This is the bug/patch tracker for Rockbox. Click here for more information.
Quick links: Bugs · Patches · Rockbox frontpage
FS#12223 - sinc resampling for rockbox
Attached to Project:
Rockbox
Opened by Stefan Keller (drezon) - Tuesday, 09 August 2011, 12:36 GMT+2
Opened by Stefan Keller (drezon) - Tuesday, 09 August 2011, 12:36 GMT+2
|
DetailsThe attached patch implements sinc based resampling in rockbox.
I have only tested it stand-alone so far (i.e. the code outside of rockbox -- I am waiting for a replacement for my broken android phone to test it there). There is (of course) quite some room for improvement. Things which could be improved: - buffer handling - calculate the correct sinc spanning the whole table for downsampling. Then the downsampling and upsampling code would be the same (no need for sinc_increment, saving some additions). Also the result would be more accurate resampling. - Save some memory by always calculating the correct sinc and putting it into resample_data. Would need to use fp_sincos() for that. - Save some more memory by taking advantage of sinc's symmetry, only storing half of it in the table. I know that I'm breaking the coding-style by using more than 80 chars in some lines. I will fix that when I have time. I wanted to get this code finally out to get some feedback after it sitting for two weeks (basically unchanged) on my HD. |
This task depends upon
Now it WorksForMe on my Android phone.
I also think the sinc tables should be int16_t to save some space.
However, since sinc_increment depends only on the sample rate conversion, theres only a few possible values it can take for downsampling (corresponding to 48->44.1, 88.2->44.1 and 96->44.1). Would it be possible to just store the needed coefficients for each of these three conversions (and perhaps also for the upsample cases 11.025->44.1, 22.05->44.1 and 32->44.1)? This would have the added advantage that we'd have regular stride lengths, which are much easier to optimize, particularly on systems like ours with small cache memory.

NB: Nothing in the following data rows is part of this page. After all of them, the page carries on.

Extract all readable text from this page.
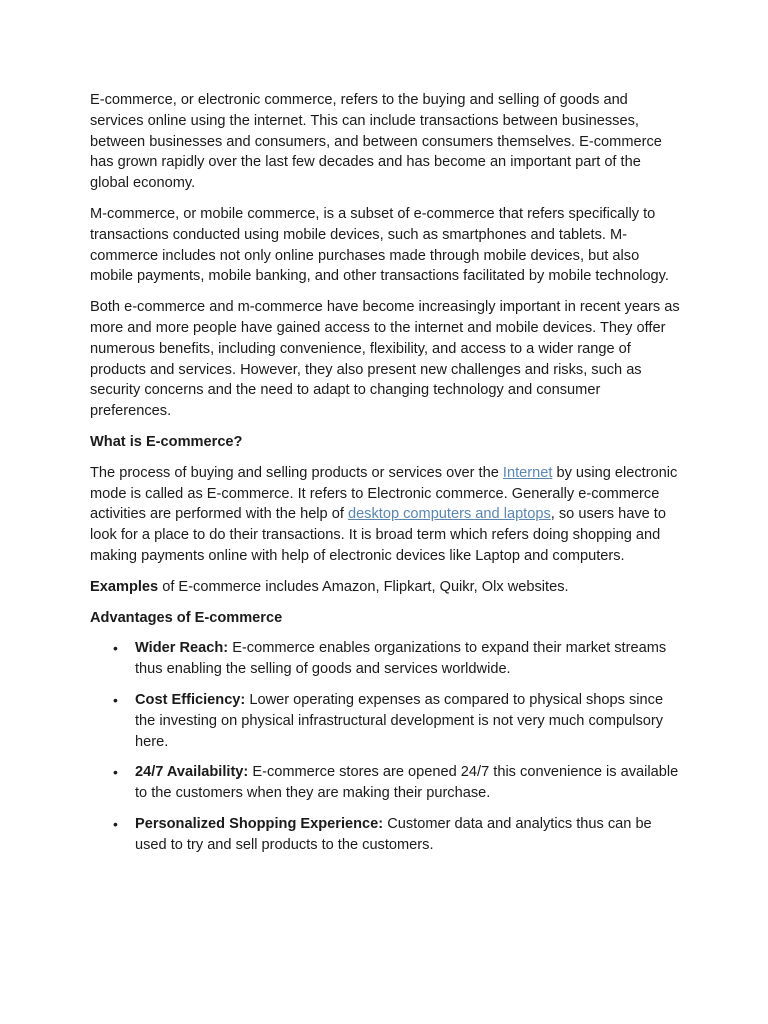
E-commerce, or electronic commerce, refers to the buying and selling of goods and services online using the internet. This can include transactions between businesses, between businesses and consumers, and between consumers themselves. E-commerce has grown rapidly over the last few decades and has become an important part of the global economy.

M-commerce, or mobile commerce, is a subset of e-commerce that refers specifically to transactions conducted using mobile devices, such as smartphones and tablets. M-commerce includes not only online purchases made through mobile devices, but also mobile payments, mobile banking, and other transactions facilitated by mobile technology.

Both e-commerce and m-commerce have become increasingly important in recent years as more and more people have gained access to the internet and mobile devices. They offer numerous benefits, including convenience, flexibility, and access to a wider range of products and services. However, they also present new challenges and risks, such as security concerns and the need to adapt to changing technology and consumer preferences.

What is E-commerce?

The process of buying and selling products or services over the Internet by using electronic mode is called as E-commerce. It refers to Electronic commerce. Generally e-commerce activities are performed with the help of desktop computers and laptops, so users have to look for a place to do their transactions. It is broad term which refers doing shopping and making payments online with help of electronic devices like Laptop and computers.

Examples of E-commerce includes Amazon, Flipkart, Quikr, Olx websites.

Advantages of E-commerce

• Wider Reach: E-commerce enables organizations to expand their market streams thus enabling the selling of goods and services worldwide.
• Cost Efficiency: Lower operating expenses as compared to physical shops since the investing on physical infrastructural development is not very much compulsory here.
• 24/7 Availability: E-commerce stores are opened 24/7 this convenience is available to the customers when they are making their purchase.
• Personalized Shopping Experience: Customer data and analytics thus can be used to try and sell products to the customers.
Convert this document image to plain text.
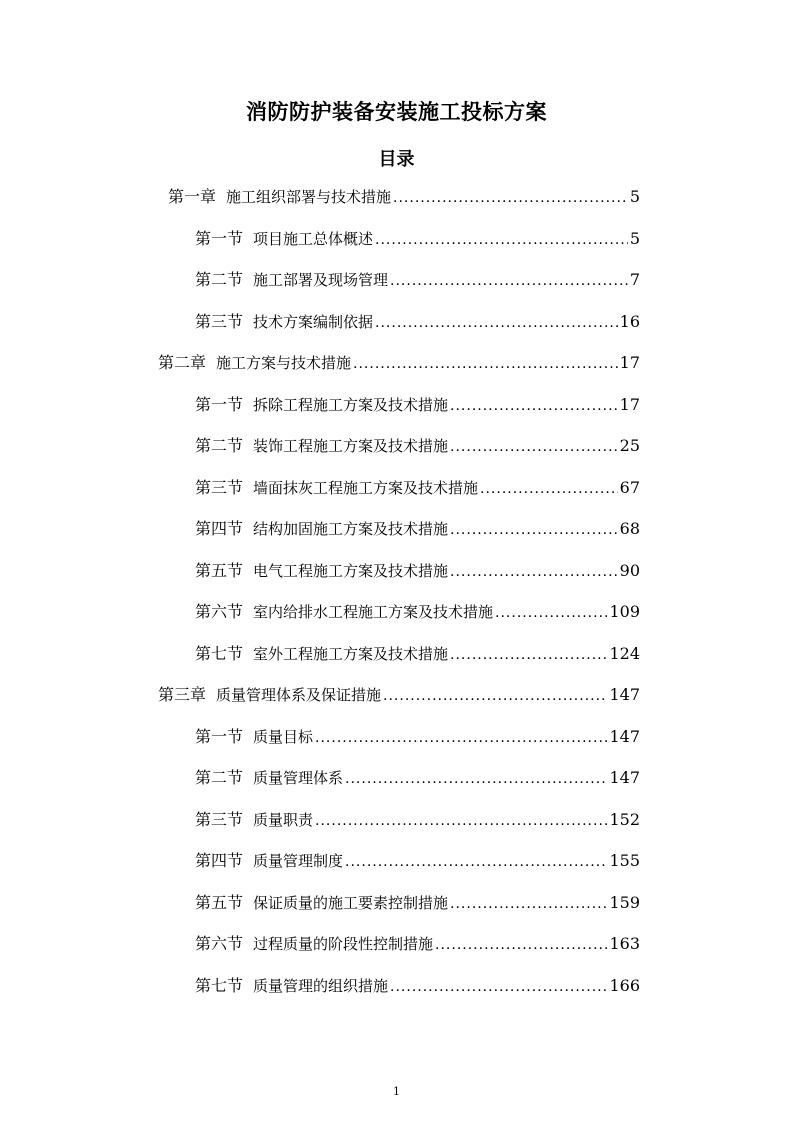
消防防护装备安装施工投标方案
目录
第一章 施工组织部署与技术措施 .....	5
第一节 项目施工总体概述 .....	5
第二节 施工部署及现场管理 .....	7
第三节 技术方案编制依据 .....	16
第二章 施工方案与技术措施 .....	17
第一节 拆除工程施工方案及技术措施 .....	17
第二节 装饰工程施工方案及技术措施 .....	25
第三节 墙面抹灰工程施工方案及技术措施 .....	67
第四节 结构加固施工方案及技术措施 .....	68
第五节 电气工程施工方案及技术措施 .....	90
第六节 室内给排水工程施工方案及技术措施 .....	109
第七节 室外工程施工方案及技术措施 .....	124
第三章 质量管理体系及保证措施 .....	147
第一节 质量目标 .....	147
第二节 质量管理体系 .....	147
第三节 质量职责 .....	152
第四节 质量管理制度 .....	155
第五节 保证质量的施工要素控制措施 .....	159
第六节 过程质量的阶段性控制措施 .....	163
第七节 质量管理的组织措施 .....	166
1
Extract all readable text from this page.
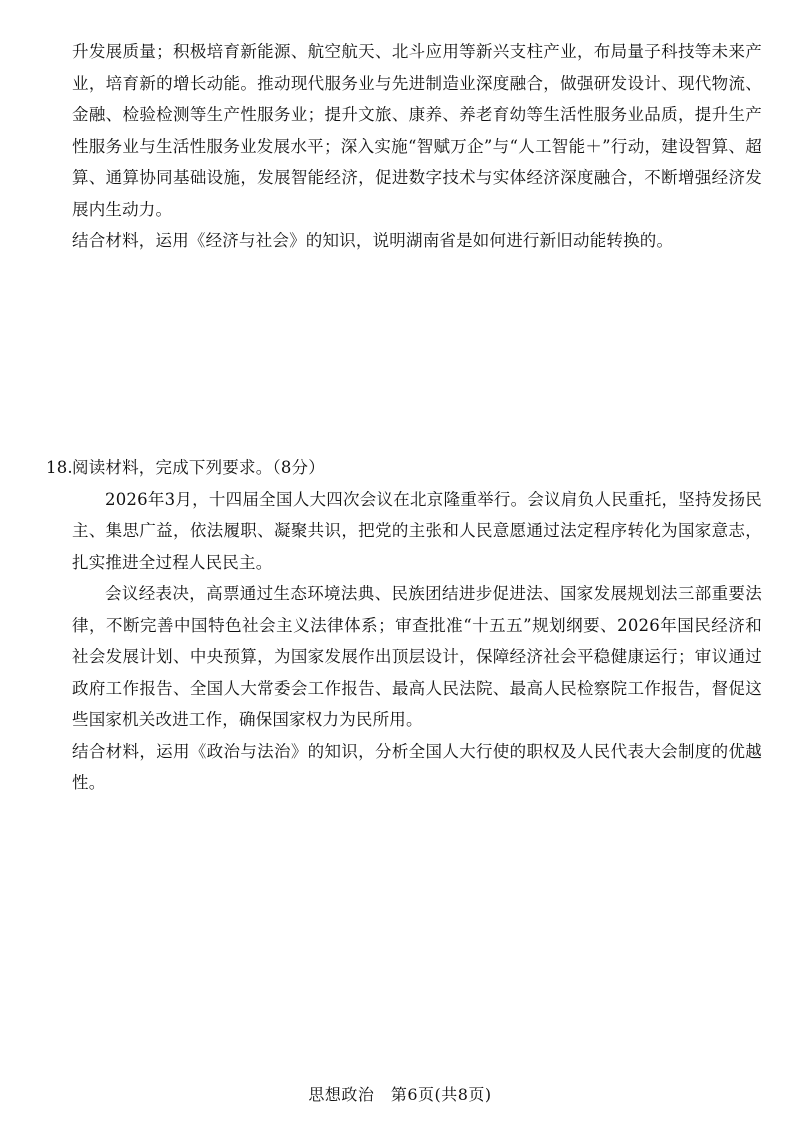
升发展质量；积极培育新能源、航空航天、北斗应用等新兴支柱产业，布局量子科技等未来产业，培育新的增长动能。推动现代服务业与先进制造业深度融合，做强研发设计、现代物流、金融、检验检测等生产性服务业；提升文旅、康养、养老育幼等生活性服务业品质，提升生产性服务业与生活性服务业发展水平；深入实施“智赋万企”与“人工智能＋”行动，建设智算、超算、通算协同基础设施，发展智能经济，促进数字技术与实体经济深度融合，不断增强经济发展内生动力。

结合材料，运用《经济与社会》的知识，说明湖南省是如何进行新旧动能转换的。

18. 阅读材料，完成下列要求。（8分）

2026年3月，十四届全国人大四次会议在北京隆重举行。会议肩负人民重托，坚持发扬民主、集思广益，依法履职、凝聚共识，把党的主张和人民意愿通过法定程序转化为国家意志，扎实推进全过程人民民主。

会议经表决，高票通过生态环境法典、民族团结进步促进法、国家发展规划法三部重要法律，不断完善中国特色社会主义法律体系；审查批准“十五五”规划纲要、2026年国民经济和社会发展计划、中央预算，为国家发展作出顶层设计，保障经济社会平稳健康运行；审议通过政府工作报告、全国人大常委会工作报告、最高人民法院、最高人民检察院工作报告，督促这些国家机关改进工作，确保国家权力为民所用。

结合材料，运用《政治与法治》的知识，分析全国人大行使的职权及人民代表大会制度的优越性。

思想政治　第6页(共8页)
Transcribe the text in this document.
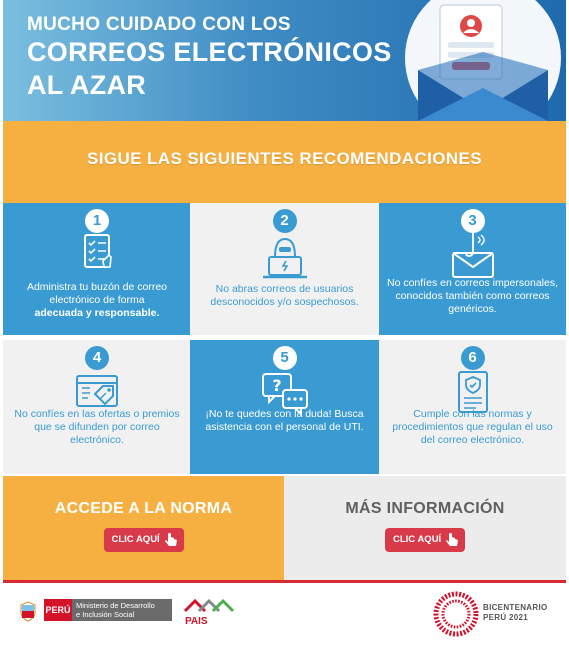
MUCHO CUIDADO CON LOS
CORREOS ELECTRÓNICOS
AL AZAR
SIGUE LAS SIGUIENTES RECOMENDACIONES
1
Administra tu buzón de correo electrónico de forma
adecuada y responsable.
2
No abras correos de usuarios desconocidos y/o sospechosos.
3
No confíes en correos impersonales, conocidos también como correos genéricos.
4
No confíes en las ofertas o premios que se difunden por correo electrónico.
5
?
¡No te quedes con la duda! Busca asistencia con el personal de UTI.
6
Cumple con las normas y procedimientos que regulan el uso del correo electrónico.
ACCEDE A LA NORMA
CLIC AQUÍ
MÁS INFORMACIÓN
CLIC AQUÍ
PERÚ Ministerio de Desarrollo
e Inclusión Social
PAIS
BICENTENARIO
PERÚ 2021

How would you get rid of the fixed-point current in sinc_upsample? Note, that the highest 8 bit of the fractional part are used as an index into the sinc (to get the sinc's value between the two samples / zero-crossings).
- exploit sinc's symmetry and only store one half
- stretch and scale for downsampling in resampler_new_delta to have unified core up/downsampling code
- reverse sinc indices to help keeping related data in a cache line
Fixed resample_data usage to not have to adapt all assembler code
sinc is alloced using buffer_alloc (not enough IRAM on Clip+)
Corrected input/output sample number calculations
Without DSP: 668.14% 35.92 MHz
With DSP linear interpolation: 561.49% 42.74 MHz
With DSP sinc interpolation: 364.41% 65.85 MHz
Linear interpolation used the ARM assembler code, for sinc there is only C so far -- I don't know how much speedup one could expect by using assembler.
Edit: I just tried v1.4 in my sim for a 48kHz-file, down-sampled to 44.1kHz and several upsampled files. The upsampling results in heavy distortions...
Some performance measurements on my iPod Video or 48 kHz to 44.1 kHz downasampling of a VBR MP3 file:
svn (no resampling): ~24 MHz
svn (linear interpolation): ~31 MHz
v1.5 (no ASM): ~58 MHz
v1.5 (v04 ASM): ~49 MHz
v1.5 (v05 ASM): ~44 MHz
The speedup from v1.5 to v1.5_v04 is smaller as I have expected.
@drezon: Could you review all the memcpy's that are inserted for sinc-resampling. Those will most likely hurt some of our targets. Is it possible to get rid of them?
I was (and currently am) on vacation and don't really have internet access. I did a quick check on your patches and noticed some things:
- the sinc is static again, but you need two of them because there are two dsp states (for voice and audio) with possibly different sampling rates. Maybe we should use linear interpolation for voice.
- the cache-align code was left in but then one need to allocate CACHEALIGN-1 more Bytes than actually needed
- for the 11 tap version the sinc should be calculated differently (the windowing should be done differently). Also for this version one only needs 256*6 int32_ts, saving some memory in addition to cpu cycles.
Changing the octave script to scale the sinc by 2^12 to get rid of the shifts is easy. Once I'm back from vacation I will do this (and enhance the other things mentioned above).
Getting rid of the memcpys isn't that easy. By merging the two buffers we could get rid of some memcpys but the code would become pretty complex and hard to read I guess. I'll ponder over this. :)
DSP stages must obey output constraints as any output buffer request may in fact get the size truncated (crossfade will do this at all times). tdspeed is already a troublesome thing in this respect due to storing data and then spitting out whatever it wants when it's ready to output a frame (bad, bad, bad). Input/output counts based upon frequency ratios aren't sufficient hints.
Another thing is it's not a good idea to use this resampling for all codecs on all processors. Some are already near the limit of cababilities of the CPU (like SPC). Linear must remain available and hints given by the metadata parsers or some other mechanism as to which to use.